I love the people who live and work on the island, who play along with us tourists, but always with a bemused smile on their faces, like they can’t get over all of these silly people. And they work hard. You’ll see the same person working from morning to very late at night in a restaurant. Or the firedancers who helped us out on our first trip to Ko Samet. They were firedancers by night who also owned a tattoo parlor. And then on the way back to the mainland, who should I see working on the ferry, untying lines to get us away from the dock, why the same multi-tasking firedancer. I love that the official post office of Ko Samet is in the same room as a hotel internet café and library. I love that both the police station and clinic close at night. So if you’re robbed and/or stabbed at 2am then well you just have to wait until the morning to deal with both.
I love that the beach doesnt even begin to get crowded until noon, as tourists sleep in, amble down from their hotels, eat a late breakfast at one of the restaurants on the sand and then finally make their way onto the beach.

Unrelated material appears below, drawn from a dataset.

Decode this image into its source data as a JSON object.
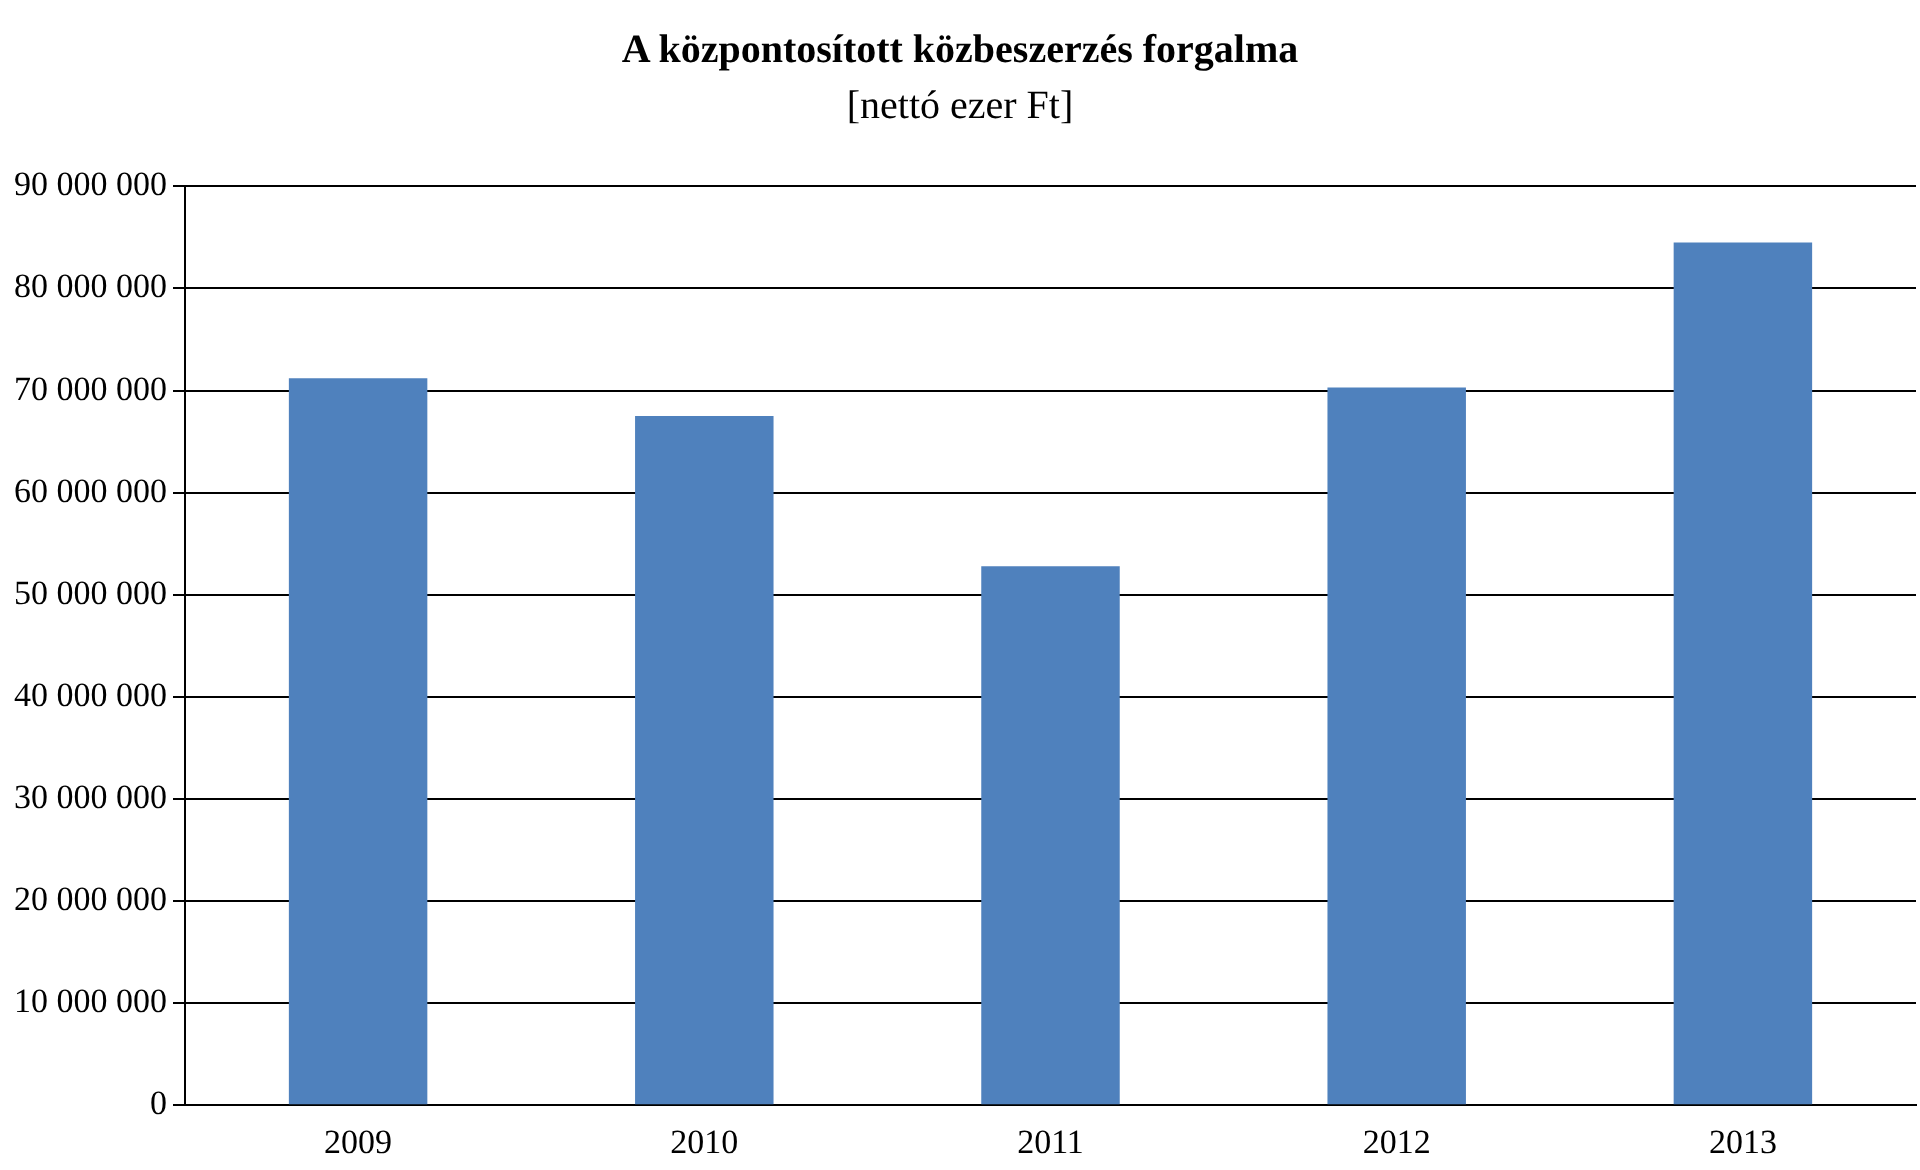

There's a magical laziness that permeates the air in Ko Samet. Most people flop down on beach toweles or chairs and stay that way throughout the afternoon, pausing occasionally to nibble on fresh fruit sold by men who walk up and down the sand, or maybe take a dip in the clear, calm waters to cool off. Some people stay up in the shade at the restaurants, drinking and eating intermittently throughout the day, one endless summer picnic/siesta. Nothing about Ko Samet is hurried or judgemental. You want to sleep in and then lie in the sun all day, the whole island seems to hum with encouragement for such lazy behavior.
I even love the dogs on Ko Samet, or at least the puppies. There are a lot of dogs on this island, but they’re all friendly and love people (as most dogs do, but some ones in my town are not so friendly). And every time I’ve gone there have been at least a couple of puppies! Adorable, toddling, clumsy little puppies that come up to you and wag their tales or fall asleep underneath your table. For someone who loves dogs and who wants a dog very badly, it’s paradise.
And maybe that really is Ko Samet; paradise, a weird, beautiful, flawed, touristy, bacon on a motorbike version of paradise. I know there are probably islands in the south that are ten times more gorgeous, more isolated, with clearer water and whiter sand, and I may go to these islands and fall in love. But I think first in my heart will always be Ko Samet, part summer camp, part Neverland, part booze cruise. Ko Samet is the kind of island that a little kid would have created from thin air using only crayons and glue(well minus the booze cruise aspect), dogs and puppies everywhere, everyone sleeping in tree houses, men walking down the beach selling ice cream all day. It’s a wonderful, make believe world that is improbably real. And I will go back, despite what this island has done to me, I just don’t think I could stay away.